I have to find a Fermat witness to compositeness of $n=21$.
I found this
The Fermat compositeness test is a primality test based on the observation that by Fermat’s little theorem if $b^{n-1} \not\equiv 1 \pmod n$ and $b \not\equiv 0 \pmod n$ then $n$ is composite. The Fermat compositeness test consists of checking whether $b^{n-1} \equiv 1 \pmod n$ for a handful of values of $b$. If a $b$ with $b^{n-1} \not\equiv 1 \pmod{n}$ is found, then $n$ is composite.

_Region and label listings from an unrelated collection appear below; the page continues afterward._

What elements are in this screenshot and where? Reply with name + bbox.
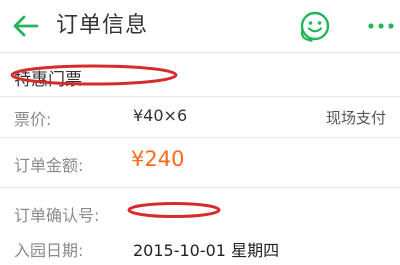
entry-date-value: 2015-10-01 星期四 bbox=[133, 241, 280, 260]
payment-type: 现场支付 bbox=[325, 109, 386, 127]
amount-label: 订单金额: bbox=[14, 156, 84, 175]
entry-date-label: 入园日期: bbox=[14, 241, 84, 260]
ticket-name: 特惠门票 bbox=[14, 70, 82, 90]
page-title: 订单信息 bbox=[56, 13, 149, 38]
price-value: ¥40×6 bbox=[133, 106, 188, 125]
customer-service-icon[interactable] bbox=[298, 9, 332, 43]
entry-date-row: 入园日期: 2015-10-01 星期四 bbox=[0, 230, 400, 265]
ticket-name-row: 特惠门票 bbox=[0, 52, 400, 97]
amount-value: ¥240 bbox=[131, 147, 185, 171]
price-row: 票价: ¥40×6 现场支付 bbox=[0, 97, 400, 137]
more-icon[interactable] bbox=[366, 12, 396, 40]
price-label: 票价: bbox=[14, 110, 52, 129]
back-arrow-icon[interactable] bbox=[10, 10, 42, 42]
amount-row: 订单金额: ¥240 bbox=[0, 138, 400, 187]
top-bar: 订单信息 bbox=[0, 0, 400, 53]
confirmation-row: 订单确认号: bbox=[0, 188, 400, 230]
redaction-mark bbox=[127, 202, 221, 218]
confirmation-label: 订单确认号: bbox=[14, 206, 100, 225]
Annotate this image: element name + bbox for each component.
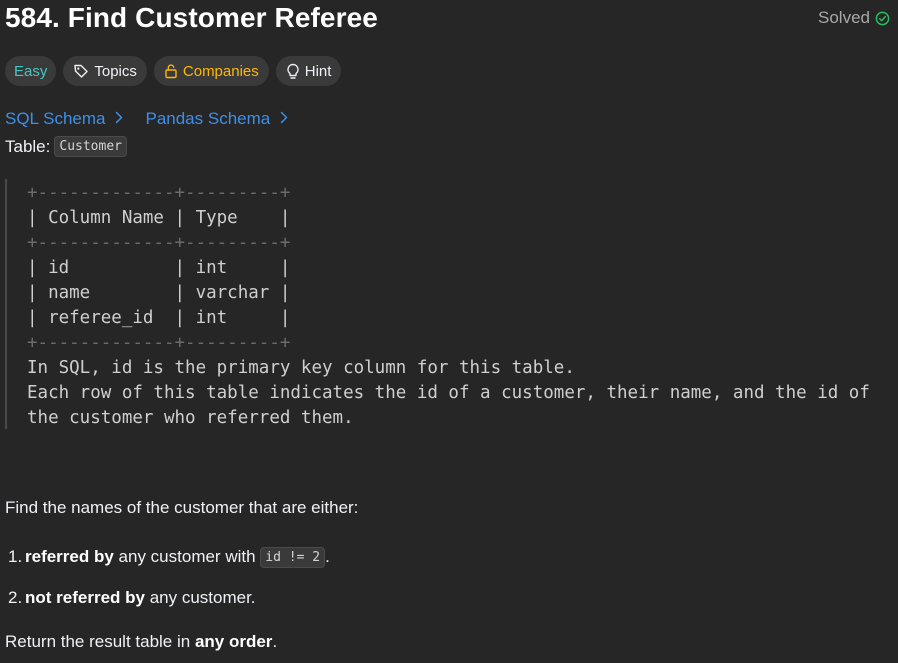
solved-status: Solved xyxy=(818,8,890,28)
companies-button[interactable]: Companies xyxy=(153,56,269,86)
chevron-right-icon xyxy=(280,109,288,129)
pandas-schema-label: Pandas Schema xyxy=(145,109,271,128)
list-tail: . xyxy=(325,547,330,566)
list-item: 2. not referred by any customer. xyxy=(8,585,330,611)
schema-links: SQL Schema Pandas Schema xyxy=(5,109,288,129)
hint-button[interactable]: Hint xyxy=(275,56,342,86)
problem-intro: Find the names of the customer that are … xyxy=(5,498,359,517)
hint-label: Hint xyxy=(304,62,332,80)
table-prefix: Table: xyxy=(5,136,51,156)
list-bold: referred by xyxy=(25,547,114,566)
sql-schema-label: SQL Schema xyxy=(5,109,106,128)
list-number: 1. xyxy=(8,547,23,566)
return-instruction: Return the result table in any order. xyxy=(5,632,277,652)
lock-icon xyxy=(164,63,178,79)
list-item: 1. referred by any customer with id != 2… xyxy=(8,544,330,570)
return-prefix: Return the result table in xyxy=(5,632,195,651)
table-row: | name | varchar | xyxy=(27,283,291,303)
schema-note: the customer who referred them. xyxy=(27,408,354,428)
schema-code-block: +-------------+---------+ | Column Name … xyxy=(5,179,887,429)
table-header-row: | Column Name | Type | xyxy=(27,208,291,228)
return-suffix: . xyxy=(272,632,278,651)
condition-list: 1. referred by any customer with id != 2… xyxy=(8,544,330,626)
list-text: any customer with xyxy=(113,547,261,566)
table-row: | referee_id | int | xyxy=(27,308,291,328)
list-text: any customer. xyxy=(144,588,256,607)
list-number: 2. xyxy=(8,588,23,607)
table-border-mid: +-------------+---------+ xyxy=(27,233,291,253)
topics-button[interactable]: Topics xyxy=(63,56,147,86)
solved-label: Solved xyxy=(818,8,870,27)
difficulty-label: Easy xyxy=(14,62,48,80)
companies-label: Companies xyxy=(182,62,259,80)
tag-bar: Easy Topics Companies Hint xyxy=(5,56,342,86)
difficulty-badge[interactable]: Easy xyxy=(5,56,57,86)
condition-code: id != 2 xyxy=(260,546,326,568)
return-bold: any order xyxy=(194,632,273,651)
table-border-bottom: +-------------+---------+ xyxy=(27,333,291,353)
pandas-schema-link[interactable]: Pandas Schema xyxy=(145,109,288,129)
table-row: | id | int | xyxy=(27,258,291,278)
table-label: Table: Customer xyxy=(5,136,127,157)
lightbulb-icon xyxy=(286,63,300,80)
tag-icon xyxy=(73,63,89,79)
table-border-top: +-------------+---------+ xyxy=(27,183,291,203)
check-circle-icon xyxy=(875,11,890,26)
sql-schema-link[interactable]: SQL Schema xyxy=(5,109,123,129)
topics-label: Topics xyxy=(94,62,137,80)
chevron-right-icon xyxy=(115,109,123,129)
table-name-code: Customer xyxy=(54,136,127,157)
problem-title: 584. Find Customer Referee xyxy=(5,2,378,33)
schema-note: In SQL, id is the primary key column for… xyxy=(27,358,575,378)
list-bold: not referred by xyxy=(25,588,145,607)
schema-note: Each row of this table indicates the id … xyxy=(27,383,870,403)
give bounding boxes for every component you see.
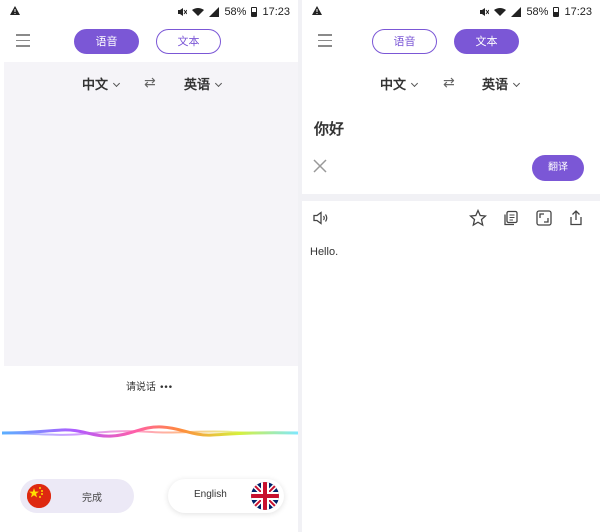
status-bar: 58% 17:23 — [0, 0, 298, 26]
battery-percent: 58% — [526, 6, 549, 18]
speaker-icon[interactable] — [312, 209, 330, 227]
source-language-dropdown[interactable]: 中文 — [380, 74, 419, 93]
china-flag-icon — [27, 484, 51, 508]
clock: 17:23 — [564, 6, 592, 18]
chevron-down-icon — [410, 79, 419, 88]
warning-icon — [312, 6, 322, 15]
menu-icon[interactable] — [318, 34, 332, 51]
warning-icon — [10, 6, 20, 15]
text-screen: 58% 17:23 语音 文本 中文 ⇄ 英语 你好 翻译 Hello. — [302, 0, 600, 532]
language-selector: 中文 ⇄ 英语 — [0, 72, 298, 94]
share-icon[interactable] — [567, 209, 585, 227]
done-button[interactable]: 完成 — [20, 479, 134, 513]
battery-percent: 58% — [224, 6, 247, 18]
tab-text[interactable]: 文本 — [454, 29, 519, 54]
translate-button[interactable]: 翻译 — [532, 155, 584, 181]
signal-icon — [209, 7, 220, 17]
prompt-text: 请说话 — [125, 382, 156, 393]
battery-icon — [553, 7, 560, 17]
section-separator — [302, 194, 600, 201]
battery-icon — [251, 7, 258, 17]
source-language-label: 中文 — [82, 78, 109, 93]
voice-input-area — [4, 62, 298, 366]
tab-voice[interactable]: 语音 — [372, 29, 437, 54]
target-language-label: 英语 — [184, 78, 211, 93]
voice-waveform — [2, 425, 298, 438]
signal-icon — [511, 7, 522, 17]
done-label: 完成 — [82, 493, 102, 504]
source-language-label: 中文 — [380, 78, 407, 93]
source-language-dropdown[interactable]: 中文 — [82, 74, 121, 93]
chevron-down-icon — [214, 79, 223, 88]
mute-icon — [178, 8, 188, 16]
source-text-input[interactable]: 你好 — [314, 118, 344, 139]
mute-icon — [480, 8, 490, 16]
swap-languages-icon[interactable]: ⇄ — [144, 75, 156, 91]
copy-icon[interactable] — [502, 209, 520, 227]
tab-text[interactable]: 文本 — [156, 29, 221, 54]
chevron-down-icon — [112, 79, 121, 88]
target-language-dropdown[interactable]: 英语 — [184, 74, 223, 93]
clear-icon[interactable] — [313, 159, 327, 173]
menu-icon[interactable] — [16, 34, 30, 51]
english-label: English — [194, 489, 227, 500]
wifi-icon — [192, 8, 205, 16]
language-selector: 中文 ⇄ 英语 — [302, 72, 600, 94]
chevron-down-icon — [512, 79, 521, 88]
translation-result: Hello. — [310, 246, 339, 258]
status-bar: 58% 17:23 — [302, 0, 600, 26]
tab-voice[interactable]: 语音 — [74, 29, 139, 54]
voice-screen: 58% 17:23 语音 文本 中文 ⇄ 英语 请说话 ••• 完成 Engli… — [0, 0, 298, 532]
target-language-dropdown[interactable]: 英语 — [482, 74, 521, 93]
wifi-icon — [494, 8, 507, 16]
loading-dots-icon: ••• — [159, 383, 173, 393]
swap-languages-icon[interactable]: ⇄ — [443, 75, 455, 91]
target-language-label: 英语 — [482, 78, 509, 93]
uk-flag-icon — [251, 482, 279, 510]
star-icon[interactable] — [469, 209, 487, 227]
english-button[interactable]: English — [168, 479, 284, 513]
fullscreen-icon[interactable] — [535, 209, 553, 227]
listening-prompt: 请说话 ••• — [0, 378, 298, 393]
clock: 17:23 — [262, 6, 290, 18]
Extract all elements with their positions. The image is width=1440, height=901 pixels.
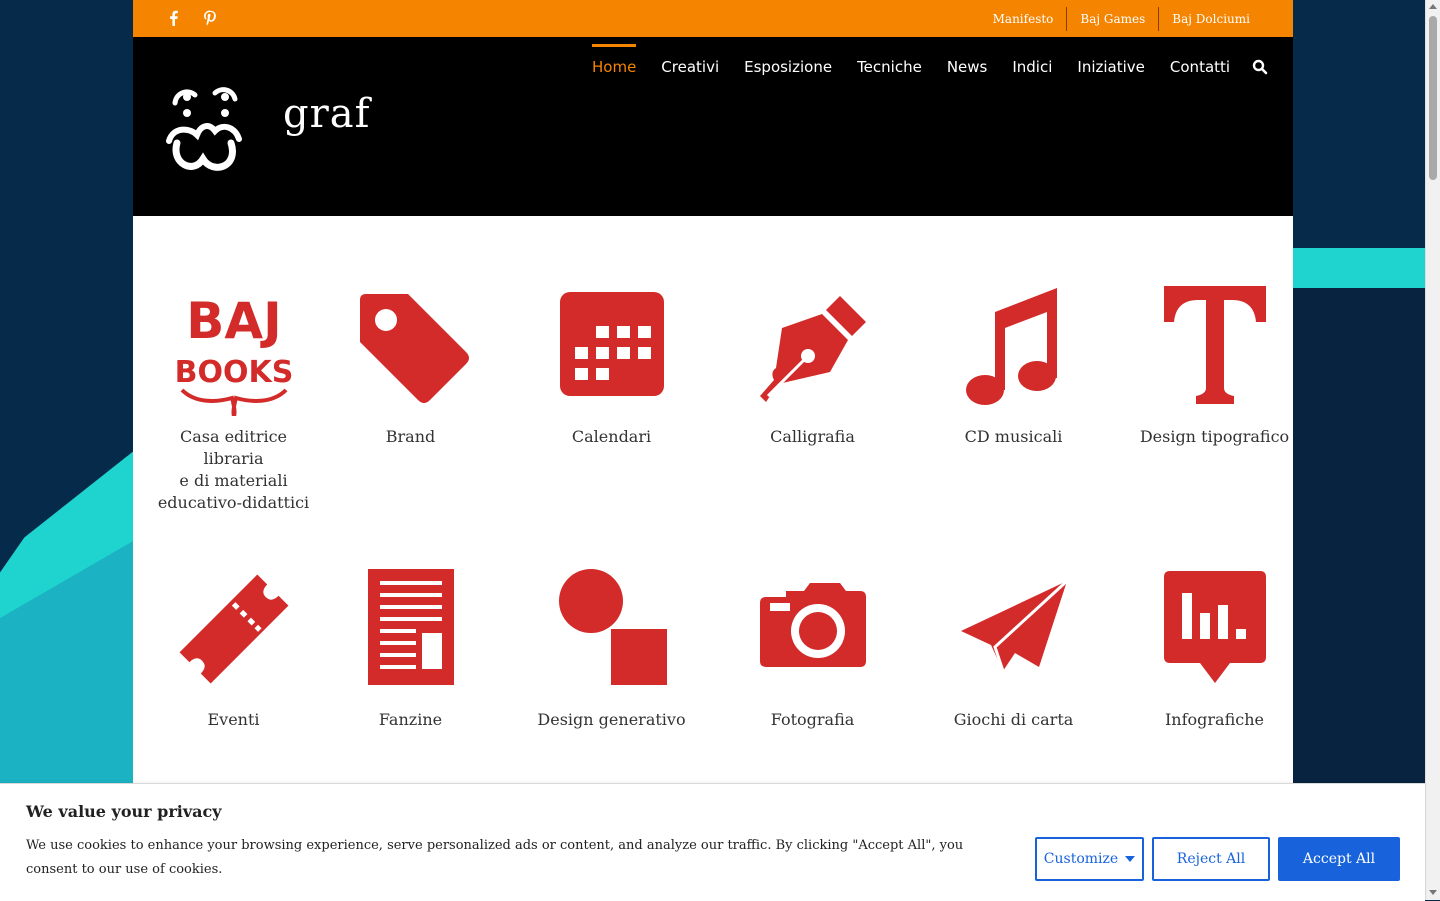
- nav-contatti[interactable]: Contatti: [1170, 42, 1230, 92]
- tile-label: Casa editrice libraria e di materiali ed…: [157, 427, 310, 512]
- tile-brand[interactable]: Brand: [310, 286, 511, 448]
- site-header: graf Home Creativi Esposizione Tecniche …: [133, 37, 1293, 216]
- baj-books-logo-books: BOOKS: [174, 355, 293, 390]
- cookie-banner: We value your privacy We use cookies to …: [0, 783, 1425, 901]
- tile-cd-musicali[interactable]: CD musicali: [913, 286, 1114, 448]
- tile-infografiche[interactable]: Infografiche: [1114, 569, 1315, 731]
- ticket-icon: [179, 574, 288, 684]
- customize-button[interactable]: Customize: [1035, 837, 1144, 881]
- logo-text: graf: [283, 91, 371, 137]
- facebook-icon[interactable]: [165, 9, 183, 27]
- reject-all-button[interactable]: Reject All: [1152, 837, 1270, 881]
- nav-esposizione[interactable]: Esposizione: [744, 42, 832, 92]
- paper-plane-icon: [960, 579, 1068, 672]
- site-logo[interactable]: graf: [163, 67, 369, 177]
- mustache-face-logo-icon: [166, 87, 242, 171]
- customize-label: Customize: [1043, 851, 1119, 867]
- top-link-manifesto[interactable]: Manifesto: [980, 7, 1067, 31]
- tile-label: CD musicali: [964, 427, 1063, 446]
- tile-label: Giochi di carta: [953, 710, 1074, 729]
- chart-bubble-icon: [1163, 571, 1266, 683]
- cookie-title: We value your privacy: [26, 802, 222, 821]
- tile-eventi[interactable]: Eventi: [133, 569, 334, 731]
- tile-design-generativo[interactable]: Design generativo: [511, 569, 712, 731]
- tile-giochi-di-carta[interactable]: Giochi di carta: [913, 569, 1114, 731]
- tile-calendari[interactable]: Calendari: [511, 286, 712, 448]
- page-scrollbar[interactable]: [1425, 0, 1440, 900]
- music-note-icon: [965, 288, 1057, 405]
- background-stripe-right: [1293, 248, 1425, 288]
- nav-creativi[interactable]: Creativi: [661, 42, 719, 92]
- letter-t-icon: [1163, 286, 1266, 404]
- cookie-text: We use cookies to enhance your browsing …: [26, 838, 964, 877]
- tile-design-tipografico[interactable]: Design tipografico: [1114, 286, 1315, 448]
- nav-news[interactable]: News: [947, 42, 988, 92]
- top-links: Manifesto Baj Games Baj Dolciumi: [980, 0, 1250, 37]
- scroll-up-arrow-icon[interactable]: [1429, 4, 1437, 9]
- shapes-icon: [558, 569, 667, 685]
- nav-iniziative[interactable]: Iniziative: [1077, 42, 1145, 92]
- baj-books-logo-icon: BAJ BOOKS: [174, 292, 293, 416]
- search-icon[interactable]: [1252, 59, 1268, 75]
- top-link-baj-games[interactable]: Baj Games: [1066, 6, 1158, 31]
- tile-fanzine[interactable]: Fanzine: [310, 569, 511, 731]
- nav-indici[interactable]: Indici: [1012, 42, 1052, 92]
- calendar-icon: [559, 292, 664, 396]
- tile-label: Fotografia: [770, 710, 855, 729]
- tile-label: Design tipografico: [1139, 427, 1290, 446]
- tile-label: Calendari: [571, 427, 652, 446]
- page-wrapper: Manifesto Baj Games Baj Dolciumi graf Ho…: [133, 0, 1293, 900]
- baj-books-logo-baj: BAJ: [186, 292, 281, 350]
- top-bar: Manifesto Baj Games Baj Dolciumi: [133, 0, 1293, 37]
- tag-icon: [359, 294, 469, 403]
- social-links: [165, 9, 219, 27]
- tile-fotografia[interactable]: Fotografia: [712, 569, 913, 731]
- top-link-baj-dolciumi[interactable]: Baj Dolciumi: [1158, 6, 1250, 31]
- tile-label: Design generativo: [537, 710, 686, 729]
- nav-home[interactable]: Home: [592, 42, 637, 92]
- tile-label: Brand: [385, 427, 436, 446]
- tile-label: Eventi: [207, 710, 260, 729]
- scroll-down-arrow-icon[interactable]: [1429, 890, 1437, 895]
- pinterest-icon[interactable]: [201, 9, 219, 27]
- nav-tecniche[interactable]: Tecniche: [857, 42, 922, 92]
- fountain-pen-icon: [759, 296, 866, 402]
- tile-label: Fanzine: [378, 710, 443, 729]
- scroll-thumb[interactable]: [1429, 16, 1437, 180]
- tile-casa-editrice[interactable]: BAJ BOOKS Casa editrice libraria e di ma…: [133, 286, 334, 514]
- accept-all-button[interactable]: Accept All: [1278, 837, 1400, 881]
- tile-label: Calligrafia: [770, 427, 855, 446]
- camera-icon: [759, 583, 866, 667]
- newspaper-icon: [367, 569, 454, 685]
- tile-label: Infografiche: [1164, 710, 1264, 729]
- main-nav: Home Creativi Esposizione Tecniche News …: [592, 37, 1268, 97]
- caret-down-icon: [1125, 856, 1136, 862]
- tile-calligrafia[interactable]: Calligrafia: [712, 286, 913, 448]
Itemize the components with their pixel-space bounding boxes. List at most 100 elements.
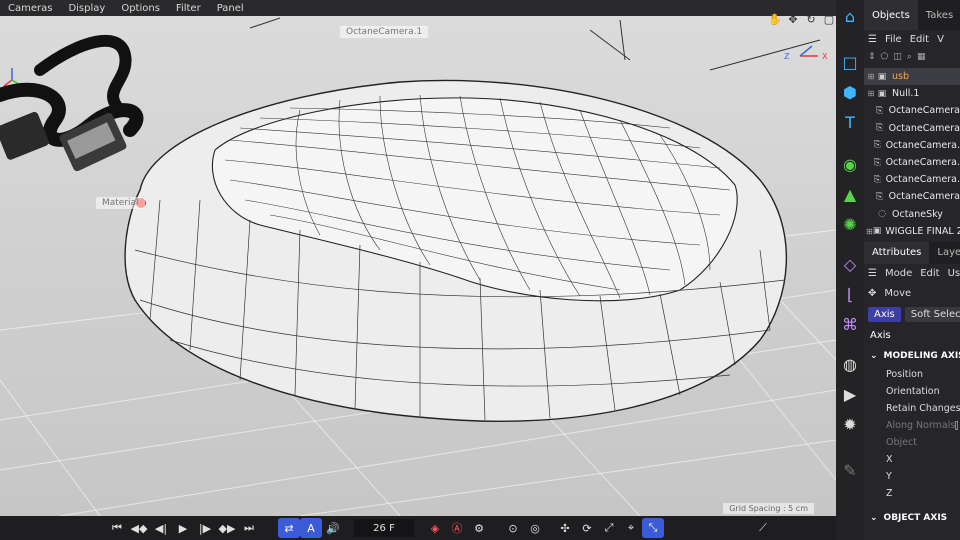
move-arrows-icon[interactable]: ✥: [786, 12, 800, 26]
pan-hand-icon[interactable]: ✋: [768, 12, 782, 26]
maximize-icon[interactable]: ▢: [822, 12, 836, 26]
tab-layers[interactable]: Layers: [929, 242, 960, 264]
3d-viewport[interactable]: Cameras Display Options Filter Panel ✋ ✥…: [0, 0, 836, 516]
object-label: OctaneCamera: [888, 122, 960, 134]
subtab-axis[interactable]: Axis: [868, 307, 901, 323]
menu-file[interactable]: File: [885, 34, 902, 45]
list-item[interactable]: ⎘ OctaneCamera: [864, 120, 960, 137]
along-normals-checkbox[interactable]: [955, 420, 958, 430]
prev-frame-icon[interactable]: ◀|: [150, 518, 172, 538]
modeling-axis-header[interactable]: ⌄ MODELING AXIS: [864, 346, 960, 366]
list-item[interactable]: ◌ OctaneSky: [864, 206, 960, 223]
attr-position[interactable]: Position: [864, 366, 960, 383]
deformer-gear-icon[interactable]: ✺: [838, 212, 862, 236]
mouse-icon[interactable]: ⊙: [502, 518, 524, 538]
hamburger-icon[interactable]: ☰: [868, 34, 877, 45]
scene-icon[interactable]: ⌊: [838, 282, 862, 306]
timeline-corner-icon[interactable]: ⟋: [752, 518, 774, 538]
list-item[interactable]: ⎘ OctaneCamera: [864, 188, 960, 205]
camera-icon: ⎘: [873, 174, 881, 185]
keyframe-settings-icon[interactable]: ⚙: [468, 518, 490, 538]
search-icon[interactable]: ⌕: [907, 52, 912, 62]
filter-icon[interactable]: ⇕: [868, 52, 876, 62]
menu-filter[interactable]: Filter: [168, 3, 209, 14]
attr-along-normals[interactable]: Along Normals: [864, 417, 960, 434]
attr-x[interactable]: X: [864, 451, 960, 468]
list-item[interactable]: ⊞ ▣ usb: [864, 68, 960, 86]
cube-tool-icon[interactable]: ⬢: [838, 80, 862, 104]
attr-retain-changes[interactable]: Retain Changes: [864, 400, 960, 417]
hamburger-icon[interactable]: ☰: [868, 268, 877, 279]
menu-edit[interactable]: Edit: [910, 34, 929, 45]
position-track-icon[interactable]: ✣: [554, 518, 576, 538]
tag-icon[interactable]: ⬠: [881, 52, 889, 62]
menu-edit[interactable]: Edit: [920, 268, 939, 279]
environment-icon[interactable]: ◍: [838, 352, 862, 376]
rotate-icon[interactable]: ↻: [804, 12, 818, 26]
object-filter-icons: ⇕ ⬠ ◫ ⌕ ▦: [864, 48, 960, 66]
menu-mode[interactable]: Mode: [885, 268, 912, 279]
layer-filter-icon[interactable]: ◫: [893, 52, 902, 62]
viewport-scene[interactable]: [0, 0, 836, 516]
list-item[interactable]: ⎘ OctaneCamera.: [864, 137, 960, 154]
attr-label: Object: [886, 436, 917, 448]
record-keys-icon[interactable]: ◈: [424, 518, 446, 538]
attr-y[interactable]: Y: [864, 468, 960, 485]
bend-icon[interactable]: ⌘: [838, 312, 862, 336]
paint-brush-icon[interactable]: ✎: [838, 458, 862, 482]
attributes-menu: ☰ Mode Edit Us: [864, 264, 960, 284]
field-icon[interactable]: ◇: [838, 252, 862, 276]
pla-track-icon[interactable]: ⤡: [642, 518, 664, 538]
bezier-tool-icon[interactable]: ⌂: [838, 4, 862, 28]
subdivision-icon[interactable]: ◉: [838, 152, 862, 176]
list-item[interactable]: ⊞ ▣ Null.1: [864, 85, 960, 102]
sound-icon[interactable]: 🔊: [322, 518, 344, 538]
menu-user-data[interactable]: Us: [948, 268, 960, 279]
param-track-icon[interactable]: ⌖: [620, 518, 642, 538]
rotation-track-icon[interactable]: ⟳: [576, 518, 598, 538]
attr-z[interactable]: Z: [864, 485, 960, 502]
go-to-start-icon[interactable]: ⏮: [106, 518, 128, 538]
cloner-icon[interactable]: ▲: [838, 182, 862, 206]
record-mode-icon[interactable]: ◎: [524, 518, 546, 538]
next-key-icon[interactable]: ◆▶: [216, 518, 238, 538]
object-axis-header[interactable]: ⌄ OBJECT AXIS: [864, 508, 960, 528]
menu-display[interactable]: Display: [60, 3, 113, 14]
tab-takes[interactable]: Takes: [918, 0, 960, 30]
play-icon[interactable]: ▶: [172, 518, 194, 538]
attributes-tabbar: Attributes Layers: [864, 241, 960, 264]
loop-icon[interactable]: ⇄: [278, 518, 300, 538]
list-item[interactable]: ⎘ OctaneCamera.: [864, 154, 960, 171]
usb-cable-model[interactable]: [0, 34, 144, 173]
tab-attributes[interactable]: Attributes: [864, 241, 930, 264]
next-frame-icon[interactable]: |▶: [194, 518, 216, 538]
camera-tool-icon[interactable]: ▶: [838, 382, 862, 406]
list-item[interactable]: ⎘ OctaneCamera: [864, 102, 960, 119]
current-frame-field[interactable]: 26 F: [354, 519, 414, 537]
list-item[interactable]: ⊞ ▣ WIGGLE FINAL 2: [864, 223, 960, 240]
menu-view[interactable]: V: [937, 34, 944, 45]
list-item[interactable]: ⎘ OctaneCamera.: [864, 171, 960, 188]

A value of $b$ for which $b^{n-1} \not\equiv 1 \pmod{n}$ is called a witness to $n$’s compositeness. If $b^{n-1} \equiv 1 \pmod n$ then $n$ is said to be pseudoprime base $b$.
- $b=2$: $2^{20} \mod{21} \equiv 4 \mod{21}$
So $2$ is a witness to 21's compositness.
Is this correct?
Yes, that's right. It might be nice to note that this is often a very easy test to perform by hand, even if you use to different bases $b$ (which usually means $2$ and $3$).
In this case, $$ 2^{20} \equiv (2^4)^5 \equiv (-5)^5 \equiv (25)^2 (-5) \equiv 16\cdot -5 \equiv (-5)^2 \equiv 25 \equiv 4 \pmod {21}.$$ This is sufficiently simple that you might even be able to do it in your head.